Today’s apples are bigger, less acidic, less bitter, and store better than their wild ancestors, according to new research.
Ten apple phenotypes – or traits – were examined by researchers hoping to discover how the popular fruit has evolved.
Sean Myles, an associate professor in agriculture at Canada’s Dalhousie University, and his team drew from Canada’s Apple Biodiversity Collection – an orchard with more than 1,000 apple varieties, including ancient heirloom types and wild apples from the forests of Kazakhstan.
They found that cultivated apples were 3.6 times heavier, about half as acidic, and far less bitter than the wild species from which they are derived.
Writing in the journal PLoS ONE, the study’s authors said: “Using historical records, we found that apple breeding over the past 200 years has resulted in a trend towards apples that have higher soluble solids, are less bitter, and soften less during storage.
“Our results quantify the significant changes in phenotype that have taken place since apple domestication, and provide evidence that apple breeding has led to continued phenotypic divergence of the cultivated apple from its wild progenitor species.

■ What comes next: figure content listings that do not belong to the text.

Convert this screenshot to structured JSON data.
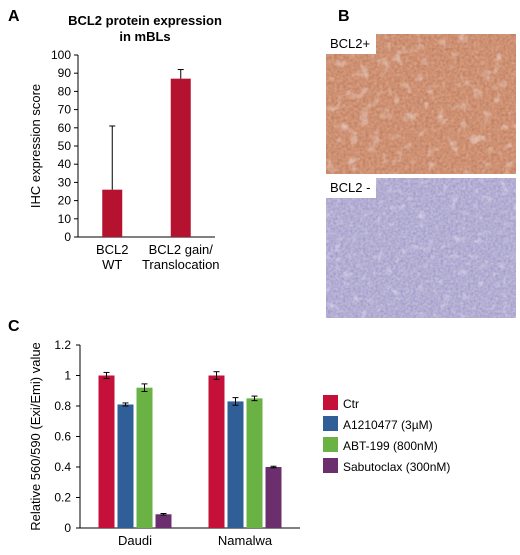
{
  "panels": {
    "a": "A",
    "b": "B",
    "c": "C"
  },
  "colors": {
    "panel_a_bar": "#b4122e",
    "ctr": "#c5113a",
    "a1210477": "#2f5f96",
    "abt199": "#6ab244",
    "sabutoclax": "#6c2f6d",
    "tissue_positive": "#a0522d",
    "tissue_negative": "#6b63ad"
  },
  "micrographs": [
    {
      "label": "BCL2+",
      "stain": "positive"
    },
    {
      "label": "BCL2 -",
      "stain": "negative"
    }
  ],
  "chart_data": [
    {
      "type": "bar",
      "title": "BCL2 protein expression in mBLs",
      "title_lines": [
        "BCL2 protein expression",
        "in mBLs"
      ],
      "xlabel": "",
      "ylabel": "IHC expression score",
      "categories": [
        [
          "BCL2",
          "WT"
        ],
        [
          "BCL2 gain/",
          "Translocation"
        ]
      ],
      "values": [
        26,
        87
      ],
      "error_upper": [
        61,
        92
      ],
      "ylim": [
        0,
        100
      ],
      "yticks": [
        0,
        10,
        20,
        30,
        40,
        50,
        60,
        70,
        80,
        90,
        100
      ],
      "grid": false,
      "legend": false
    },
    {
      "type": "bar",
      "title": "",
      "xlabel": "",
      "ylabel": "Relative 560/590 (Exi/Emi) value",
      "categories": [
        "Daudi",
        "Namalwa"
      ],
      "series": [
        {
          "name": "Ctr",
          "color": "#c5113a",
          "values": [
            1.0,
            1.0
          ],
          "errors": [
            0.02,
            0.025
          ]
        },
        {
          "name": "A1210477 (3µM)",
          "color": "#2f5f96",
          "values": [
            0.81,
            0.83
          ],
          "errors": [
            0.01,
            0.025
          ]
        },
        {
          "name": "ABT-199 (800nM)",
          "color": "#6ab244",
          "values": [
            0.92,
            0.85
          ],
          "errors": [
            0.025,
            0.015
          ]
        },
        {
          "name": "Sabutoclax (300nM)",
          "color": "#6c2f6d",
          "values": [
            0.09,
            0.4
          ],
          "errors": [
            0.005,
            0.005
          ]
        }
      ],
      "ylim": [
        0,
        1.2
      ],
      "yticks": [
        0,
        0.2,
        0.4,
        0.6,
        0.8,
        1,
        1.2
      ],
      "ytick_labels": [
        "0",
        "0.2",
        "0.4",
        "0.6",
        "0.8",
        "1",
        "1.2"
      ],
      "grid": false,
      "legend": "right"
    }
  ]
}
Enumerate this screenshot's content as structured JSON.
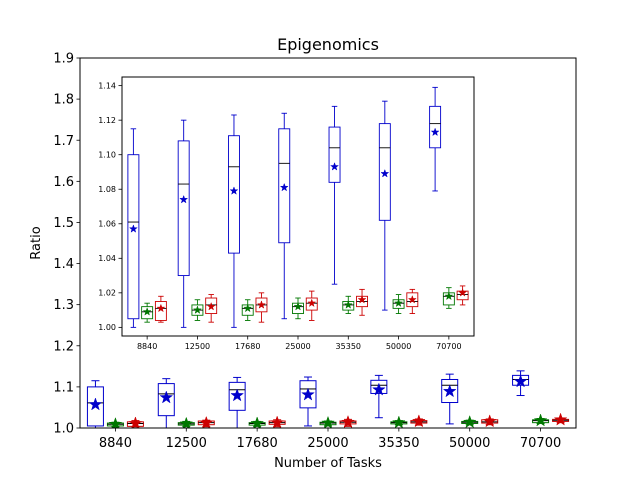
{
  "title": "Epigenomics",
  "chart_data": {
    "type": "box",
    "title": "Epigenomics",
    "xlabel": "Number of Tasks",
    "ylabel": "Ratio",
    "categories": [
      "8840",
      "12500",
      "17680",
      "25000",
      "35350",
      "50000",
      "70700"
    ],
    "main_axis": {
      "ylim": [
        1.0,
        1.9
      ],
      "yticks": [
        "1.0",
        "1.1",
        "1.2",
        "1.3",
        "1.4",
        "1.5",
        "1.6",
        "1.7",
        "1.8",
        "1.9"
      ]
    },
    "inset_axis": {
      "ylim": [
        0.995,
        1.145
      ],
      "yticks": [
        "1.00",
        "1.02",
        "1.04",
        "1.06",
        "1.08",
        "1.10",
        "1.12",
        "1.14"
      ]
    },
    "series": [
      {
        "color": "#0000cc",
        "boxes": [
          {
            "min": 1.0,
            "q1": 1.005,
            "median": 1.061,
            "q3": 1.1,
            "max": 1.115,
            "mean": 1.057
          },
          {
            "min": 1.0,
            "q1": 1.03,
            "median": 1.083,
            "q3": 1.108,
            "max": 1.12,
            "mean": 1.074
          },
          {
            "min": 1.0,
            "q1": 1.043,
            "median": 1.093,
            "q3": 1.111,
            "max": 1.123,
            "mean": 1.079
          },
          {
            "min": 1.005,
            "q1": 1.049,
            "median": 1.095,
            "q3": 1.115,
            "max": 1.124,
            "mean": 1.081
          },
          {
            "min": 1.025,
            "q1": 1.084,
            "median": 1.104,
            "q3": 1.116,
            "max": 1.128,
            "mean": 1.093
          },
          {
            "min": 1.01,
            "q1": 1.062,
            "median": 1.104,
            "q3": 1.118,
            "max": 1.131,
            "mean": 1.089
          },
          {
            "min": 1.079,
            "q1": 1.104,
            "median": 1.118,
            "q3": 1.128,
            "max": 1.139,
            "mean": 1.113
          }
        ]
      },
      {
        "color": "#007700",
        "boxes": [
          {
            "min": 1.003,
            "q1": 1.005,
            "median": 1.009,
            "q3": 1.012,
            "max": 1.014,
            "mean": 1.009
          },
          {
            "min": 1.004,
            "q1": 1.007,
            "median": 1.01,
            "q3": 1.013,
            "max": 1.016,
            "mean": 1.01
          },
          {
            "min": 1.004,
            "q1": 1.007,
            "median": 1.011,
            "q3": 1.013,
            "max": 1.016,
            "mean": 1.011
          },
          {
            "min": 1.005,
            "q1": 1.008,
            "median": 1.012,
            "q3": 1.014,
            "max": 1.017,
            "mean": 1.012
          },
          {
            "min": 1.008,
            "q1": 1.01,
            "median": 1.013,
            "q3": 1.015,
            "max": 1.018,
            "mean": 1.013
          },
          {
            "min": 1.008,
            "q1": 1.011,
            "median": 1.014,
            "q3": 1.016,
            "max": 1.019,
            "mean": 1.014
          },
          {
            "min": 1.011,
            "q1": 1.013,
            "median": 1.018,
            "q3": 1.02,
            "max": 1.023,
            "mean": 1.018
          }
        ]
      },
      {
        "color": "#cc0000",
        "boxes": [
          {
            "min": 1.003,
            "q1": 1.004,
            "median": 1.011,
            "q3": 1.015,
            "max": 1.018,
            "mean": 1.011
          },
          {
            "min": 1.003,
            "q1": 1.008,
            "median": 1.013,
            "q3": 1.017,
            "max": 1.019,
            "mean": 1.012
          },
          {
            "min": 1.003,
            "q1": 1.009,
            "median": 1.013,
            "q3": 1.017,
            "max": 1.02,
            "mean": 1.013
          },
          {
            "min": 1.004,
            "q1": 1.01,
            "median": 1.014,
            "q3": 1.017,
            "max": 1.021,
            "mean": 1.014
          },
          {
            "min": 1.007,
            "q1": 1.012,
            "median": 1.015,
            "q3": 1.018,
            "max": 1.022,
            "mean": 1.016
          },
          {
            "min": 1.008,
            "q1": 1.012,
            "median": 1.015,
            "q3": 1.02,
            "max": 1.022,
            "mean": 1.016
          },
          {
            "min": 1.013,
            "q1": 1.016,
            "median": 1.019,
            "q3": 1.021,
            "max": 1.024,
            "mean": 1.02
          }
        ]
      }
    ]
  }
}
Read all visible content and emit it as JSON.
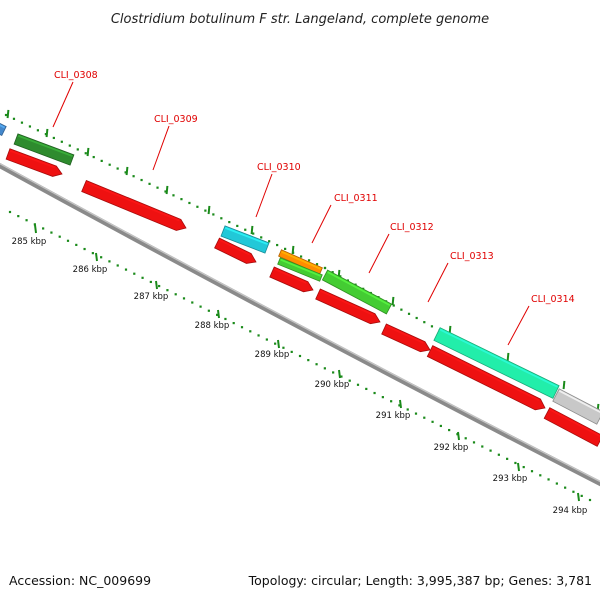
{
  "title": "Clostridium botulinum F str. Langeland, complete genome",
  "accession": "Accession: NC_009699",
  "topology": "Topology: circular; Length: 3,995,387 bp; Genes: 3,781",
  "scale_labels": [
    "285 kbp",
    "286 kbp",
    "287 kbp",
    "288 kbp",
    "289 kbp",
    "290 kbp",
    "291 kbp",
    "292 kbp",
    "293 kbp",
    "294 kbp"
  ],
  "gene_labels": [
    "CLI_0308",
    "CLI_0309",
    "CLI_0310",
    "CLI_0311",
    "CLI_0312",
    "CLI_0313",
    "CLI_0314"
  ],
  "colors": {
    "cds_red": "#ee1111",
    "rrna_green": "#2e8b2e",
    "light_green": "#44cc33",
    "cyan": "#22c8d8",
    "aqua_green": "#22eeaa",
    "orange": "#ff8c00",
    "grey": "#c8c8c8",
    "blue": "#4488cc",
    "tick_green": "#1a8a1a",
    "label_red": "#e00000"
  }
}
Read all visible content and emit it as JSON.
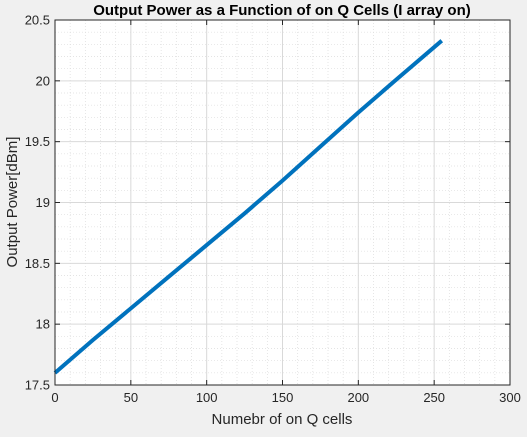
{
  "chart_data": {
    "type": "line",
    "title": "Output Power as a Function of on Q Cells (I array on)",
    "xlabel": "Numebr of on Q cells",
    "ylabel": "Output Power[dBm]",
    "xlim": [
      0,
      300
    ],
    "ylim": [
      17.5,
      20.5
    ],
    "xticks": [
      0,
      50,
      100,
      150,
      200,
      250,
      300
    ],
    "yticks": [
      17.5,
      18,
      18.5,
      19,
      19.5,
      20,
      20.5
    ],
    "xtick_labels": [
      "0",
      "50",
      "100",
      "150",
      "200",
      "250",
      "300"
    ],
    "ytick_labels": [
      "17.5",
      "18",
      "18.5",
      "19",
      "19.5",
      "20",
      "20.5"
    ],
    "grid": true,
    "minor_grid": true,
    "series": [
      {
        "color": "#0072bd",
        "x": [
          0,
          25,
          50,
          75,
          100,
          125,
          150,
          175,
          200,
          225,
          255
        ],
        "y": [
          17.6,
          17.87,
          18.13,
          18.39,
          18.65,
          18.91,
          19.18,
          19.46,
          19.74,
          20.01,
          20.33
        ]
      }
    ]
  }
}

“Our work demonstrates that cultivated and wild apples have diverged phenotypically, and that hundreds of years of apple improvement have shaped the variation in fruit and phenology we observe among cultivated apples today.
“Wild apples offer potentially valuable pools of genetic material that may be helpful for apple improvement.”
Apples are one of the most heavily-produced crops in the world and their cultivation dates back at least 7,000 years.